Life did throw me curve balls, but I know there are other people who have experienced much worse devastation and suffering in their lives.
A friend once told me that bad things happen to good people and vice versa. It isn’t fair, is it? But if life were fair, I would have been born to the queen of England.
Even though that didn’t happen, I am still grateful that my needs are met, and sometimes there’s a little leftover to enjoy a few “wants.”
Something I still would like to do is write about my life. And I want it to be a fully grown view of me as a self-actualized person. It’s a tall order, but I have to try.
Maybe not the best example, but one scenario of this could be a trip my first husband and I, along with four other couples, took to the Austrian Alps to learn how to ski.
At that time, my first husband was in the Air Force stationed in Berlin, Germany, and a trip to Austria was fairly inexpensive and not far away.
The lodge where we stayed was charming. We talked about how confident we were and how it wouldn’t take long to learn how to ski. It wasn’t easy, though, and even with our inexperience nothing was going to deter us. By the second morning everybody but me “got it.” They had the basics down and graduated off the bunny slopes.
Wow, talk about a feeling of loneliness. Everybody tried to be encouraging and would wave to me as I was flopping around on the bunny slope. It’s also unbelievable how tired I got trying to get back up on skis after falling down. And I fell a lot. I must have looked like a sad-eyed kitten to the ski instructor, who finally came over to help me up.
The next day, though, I “got it,” too. Such a happy moment. And it was a moment, too, because about an hour later I didn’t want to ski anymore. It was as if I had lost my nerve, but all our friends and my first husband wanted me to go just one more time.
I did, but the result was a broken leg. My left leg was fractured in 10 places. If that wasn’t bad enough, it was also a spiral break, which meant I couldn’t put weight on it for at least four to six months. I wore a cast for eight months, but after the fourth month, the doctor put a little heel on the bottom so I could begin applying weight.

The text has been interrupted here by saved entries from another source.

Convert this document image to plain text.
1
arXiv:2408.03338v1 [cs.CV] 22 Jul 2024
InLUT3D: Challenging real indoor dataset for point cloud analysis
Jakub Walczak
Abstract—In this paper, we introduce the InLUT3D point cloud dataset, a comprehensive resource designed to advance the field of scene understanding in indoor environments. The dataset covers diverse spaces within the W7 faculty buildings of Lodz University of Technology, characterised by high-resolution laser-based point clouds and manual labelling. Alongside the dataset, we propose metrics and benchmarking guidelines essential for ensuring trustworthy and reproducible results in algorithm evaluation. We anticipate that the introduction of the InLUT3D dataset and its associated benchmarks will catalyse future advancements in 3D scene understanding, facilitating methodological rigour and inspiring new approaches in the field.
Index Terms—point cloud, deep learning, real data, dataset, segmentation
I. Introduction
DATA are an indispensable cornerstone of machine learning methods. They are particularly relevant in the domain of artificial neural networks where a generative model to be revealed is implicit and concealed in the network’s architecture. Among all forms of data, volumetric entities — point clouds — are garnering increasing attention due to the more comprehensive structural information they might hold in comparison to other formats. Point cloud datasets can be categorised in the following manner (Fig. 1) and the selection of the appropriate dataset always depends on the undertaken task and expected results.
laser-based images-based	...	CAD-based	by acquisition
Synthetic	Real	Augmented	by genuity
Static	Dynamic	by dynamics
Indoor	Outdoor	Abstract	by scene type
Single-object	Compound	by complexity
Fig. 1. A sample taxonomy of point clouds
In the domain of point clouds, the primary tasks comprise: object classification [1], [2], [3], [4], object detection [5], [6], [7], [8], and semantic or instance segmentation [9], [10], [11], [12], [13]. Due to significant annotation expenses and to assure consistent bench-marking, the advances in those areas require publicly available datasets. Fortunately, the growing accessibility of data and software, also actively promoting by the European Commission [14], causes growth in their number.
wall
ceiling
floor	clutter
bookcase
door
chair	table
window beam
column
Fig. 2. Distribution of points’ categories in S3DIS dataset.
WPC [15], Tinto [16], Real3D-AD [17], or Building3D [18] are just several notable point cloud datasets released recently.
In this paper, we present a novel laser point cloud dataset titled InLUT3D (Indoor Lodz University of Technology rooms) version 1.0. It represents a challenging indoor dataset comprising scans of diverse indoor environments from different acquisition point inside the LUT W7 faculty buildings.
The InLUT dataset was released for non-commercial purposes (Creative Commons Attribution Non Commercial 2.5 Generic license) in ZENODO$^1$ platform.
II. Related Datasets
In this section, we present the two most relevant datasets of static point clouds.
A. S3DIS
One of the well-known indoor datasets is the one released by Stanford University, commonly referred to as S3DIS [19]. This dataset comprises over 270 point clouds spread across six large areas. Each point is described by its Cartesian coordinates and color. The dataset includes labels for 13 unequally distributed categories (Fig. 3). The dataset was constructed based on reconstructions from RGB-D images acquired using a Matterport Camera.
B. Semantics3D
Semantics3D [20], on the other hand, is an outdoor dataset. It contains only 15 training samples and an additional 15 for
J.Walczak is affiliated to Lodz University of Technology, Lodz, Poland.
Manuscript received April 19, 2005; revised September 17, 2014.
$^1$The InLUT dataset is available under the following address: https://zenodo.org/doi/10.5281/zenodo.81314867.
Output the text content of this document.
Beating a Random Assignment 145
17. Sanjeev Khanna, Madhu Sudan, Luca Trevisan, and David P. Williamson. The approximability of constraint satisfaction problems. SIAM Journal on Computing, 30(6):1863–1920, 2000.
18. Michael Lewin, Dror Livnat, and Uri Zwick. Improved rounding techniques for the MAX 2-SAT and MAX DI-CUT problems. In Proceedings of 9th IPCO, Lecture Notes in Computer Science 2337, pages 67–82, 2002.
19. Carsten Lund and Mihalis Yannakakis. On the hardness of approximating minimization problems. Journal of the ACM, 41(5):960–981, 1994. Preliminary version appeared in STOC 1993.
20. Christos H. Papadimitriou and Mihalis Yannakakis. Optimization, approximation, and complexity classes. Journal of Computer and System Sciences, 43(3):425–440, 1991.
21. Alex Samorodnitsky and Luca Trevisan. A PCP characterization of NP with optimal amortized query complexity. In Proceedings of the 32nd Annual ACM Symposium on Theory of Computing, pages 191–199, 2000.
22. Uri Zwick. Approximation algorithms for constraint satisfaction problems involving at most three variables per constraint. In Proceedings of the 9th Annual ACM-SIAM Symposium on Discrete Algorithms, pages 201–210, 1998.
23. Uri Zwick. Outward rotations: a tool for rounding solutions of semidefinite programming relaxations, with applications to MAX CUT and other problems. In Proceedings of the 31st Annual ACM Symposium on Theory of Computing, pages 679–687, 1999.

As if a broken leg wasn’t bad enough, it was also the last night of our trip, and everybody was celebrating with shots of Jägermeister downstairs.
I thought I would be able to move around once the cast was on and I had crutches, but that wasn’t happening. So every now and then, someone would check on me.
This particular life experience left a visible scar, and a not-so-visible one that only reminds me of the accident when the weather changes.
Nothing can reverse time, and I needed to make some choices. As for learning valuable lessons from this ski trip, I first had to realize I did have choices. I know that sounds silly, but there was a time in my early life that I didn’t think I had a choice about anything.
The choices related to the ski trip were between bitterness and forgiveness, between anger and getting on with life, and between saying “if only” or spending the rest of my days enjoying life’s journey.
Nobody who makes it to old age is leaving earth unscathed.
Last week, I read an article by Alice Miller, a renowned psychologist.
She said, “all of us from the time we are infants in the cradle until we are self-possessed enough to write an autobiography (like someone she knows), are not adequately loved, not adequately cared for, not adequately recognized, not adequately valued and not adequately honored.”
None of us is spared life’s unfairness, and if we are honest with ourselves, we do nurse a grudge against life, but we can forgive. The road to forgiveness is in resting, praying, celebrating and enjoying life regularly, because this is what we will be doing in heaven. We might also find our heart needs to forgive, too.
A person I respect said there’s only one ultimate imperative in life. It is that before we die, we need to forgive.
“We need to forgive those who hurt us, forgive ourselves for not being any better than those who hurt us, forgive life itself for some of the things that it dealt us, and, not least, to forgive God for the fact that life is unfair, so as not to die with a bitter and angry heart.”
Gratitude is the fruit of that struggle.